Zyprexa Relprevv, when injected into a patient’s muscles, lasts up to four weeks. The U.S. Food and Drug Adminstration OK’d the long-acting version to treat schizophrenia.
The drug could bring some much-needed profit to Lilly. The Indianapolis-based drugmaker will lose most of the $4.7 billion a year Zyprexa now generates in revenue when cheaper generic versions of the drug hit the market two years from now.
But the long-acting version of Zyprexa has patents that could run until 2018. Analysts have been predicting no more than modest revenue from the new version, since the FDA had previously declined to approve the drug over concerns about its side effects.
But it could be significant if Lilly can duplicate the success competitor New Jersey-based Johnson & Johnson has had with its injectable schizophrenia drug Risperdal Consta.

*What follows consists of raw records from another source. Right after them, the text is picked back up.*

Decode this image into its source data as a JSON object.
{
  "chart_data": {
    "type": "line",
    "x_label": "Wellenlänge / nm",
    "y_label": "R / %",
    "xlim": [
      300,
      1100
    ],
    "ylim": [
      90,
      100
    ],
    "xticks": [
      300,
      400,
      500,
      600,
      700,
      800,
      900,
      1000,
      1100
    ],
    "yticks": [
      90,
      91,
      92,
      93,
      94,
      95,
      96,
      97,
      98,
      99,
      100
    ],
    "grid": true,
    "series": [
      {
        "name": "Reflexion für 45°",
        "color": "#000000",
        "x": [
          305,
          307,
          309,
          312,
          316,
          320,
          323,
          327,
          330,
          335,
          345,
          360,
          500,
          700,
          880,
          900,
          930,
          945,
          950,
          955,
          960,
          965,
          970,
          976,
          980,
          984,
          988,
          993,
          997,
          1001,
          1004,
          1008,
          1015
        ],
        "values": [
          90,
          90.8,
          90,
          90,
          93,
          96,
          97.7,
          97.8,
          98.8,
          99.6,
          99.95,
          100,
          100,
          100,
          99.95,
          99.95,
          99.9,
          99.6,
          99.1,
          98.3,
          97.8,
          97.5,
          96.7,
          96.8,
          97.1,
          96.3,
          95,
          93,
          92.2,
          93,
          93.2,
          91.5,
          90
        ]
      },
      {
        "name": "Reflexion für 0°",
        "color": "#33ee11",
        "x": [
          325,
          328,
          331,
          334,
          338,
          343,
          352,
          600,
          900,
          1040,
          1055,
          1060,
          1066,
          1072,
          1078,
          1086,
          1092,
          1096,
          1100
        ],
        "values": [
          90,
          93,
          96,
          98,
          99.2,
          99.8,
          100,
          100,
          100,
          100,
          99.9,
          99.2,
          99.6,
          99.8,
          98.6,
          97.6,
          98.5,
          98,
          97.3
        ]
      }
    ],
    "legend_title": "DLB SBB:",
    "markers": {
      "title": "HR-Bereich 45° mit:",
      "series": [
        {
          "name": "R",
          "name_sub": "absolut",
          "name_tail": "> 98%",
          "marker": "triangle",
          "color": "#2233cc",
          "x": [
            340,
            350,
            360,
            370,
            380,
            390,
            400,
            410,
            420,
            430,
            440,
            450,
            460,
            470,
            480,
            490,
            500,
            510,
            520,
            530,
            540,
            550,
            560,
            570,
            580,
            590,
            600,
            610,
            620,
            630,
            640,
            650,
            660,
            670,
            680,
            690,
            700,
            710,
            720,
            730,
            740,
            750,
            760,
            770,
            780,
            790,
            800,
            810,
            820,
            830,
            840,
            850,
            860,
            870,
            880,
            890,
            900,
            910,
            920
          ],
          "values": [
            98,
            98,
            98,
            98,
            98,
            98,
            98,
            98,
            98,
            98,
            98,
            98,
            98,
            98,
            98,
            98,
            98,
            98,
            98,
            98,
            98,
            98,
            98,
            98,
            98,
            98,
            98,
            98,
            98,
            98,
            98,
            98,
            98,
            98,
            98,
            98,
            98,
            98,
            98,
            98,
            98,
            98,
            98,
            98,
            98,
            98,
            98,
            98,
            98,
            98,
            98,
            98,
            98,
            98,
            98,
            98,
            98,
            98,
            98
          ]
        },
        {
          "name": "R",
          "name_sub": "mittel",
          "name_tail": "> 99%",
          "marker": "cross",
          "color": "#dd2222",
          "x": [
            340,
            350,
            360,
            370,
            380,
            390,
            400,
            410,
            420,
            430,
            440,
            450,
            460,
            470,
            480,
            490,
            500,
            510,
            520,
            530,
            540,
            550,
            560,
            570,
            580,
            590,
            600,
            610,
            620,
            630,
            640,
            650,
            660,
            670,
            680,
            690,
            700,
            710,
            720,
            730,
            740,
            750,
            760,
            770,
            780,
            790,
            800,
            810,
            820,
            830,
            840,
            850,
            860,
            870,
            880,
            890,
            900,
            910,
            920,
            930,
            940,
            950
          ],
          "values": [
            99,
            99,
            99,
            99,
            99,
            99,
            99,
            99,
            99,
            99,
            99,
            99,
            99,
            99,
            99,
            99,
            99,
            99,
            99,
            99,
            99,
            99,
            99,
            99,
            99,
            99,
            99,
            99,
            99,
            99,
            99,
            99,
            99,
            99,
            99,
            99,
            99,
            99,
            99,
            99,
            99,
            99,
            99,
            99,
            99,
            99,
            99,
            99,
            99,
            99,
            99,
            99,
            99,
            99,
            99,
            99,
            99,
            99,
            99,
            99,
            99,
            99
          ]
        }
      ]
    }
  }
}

The drug has achieved sales of $1.3 billion a year after many patients who were taking Risperdal pills switched over to the longer-acting version.
Long-acting medicines for schizophrenics are beneficial because many patients don’t remember to take a pill each day and caregivers can struggle to administer the medicine on a daily basis.
"There is a growing recognition among psychiatrists in the United States that non-adherence to medication is an even greater barrier to care for patients with schizophrenia than was previously understood, and that long-acting treatments can play a beneficial role in helping patients maintain a stable treatment regimen," said Dr. John Hayes, vice president of Lilly Research Laboratories, in a prepared statement.
The FDA initially said it could not approve long-acting Zyprexa because of concerns about it causing excessive sleepiness in some patients. But Lilly worked with the FDA to develop a mandatory patient care program, which restricts distribution of Zyprexa Realprevv to medical professionals or patients enrolled in the program.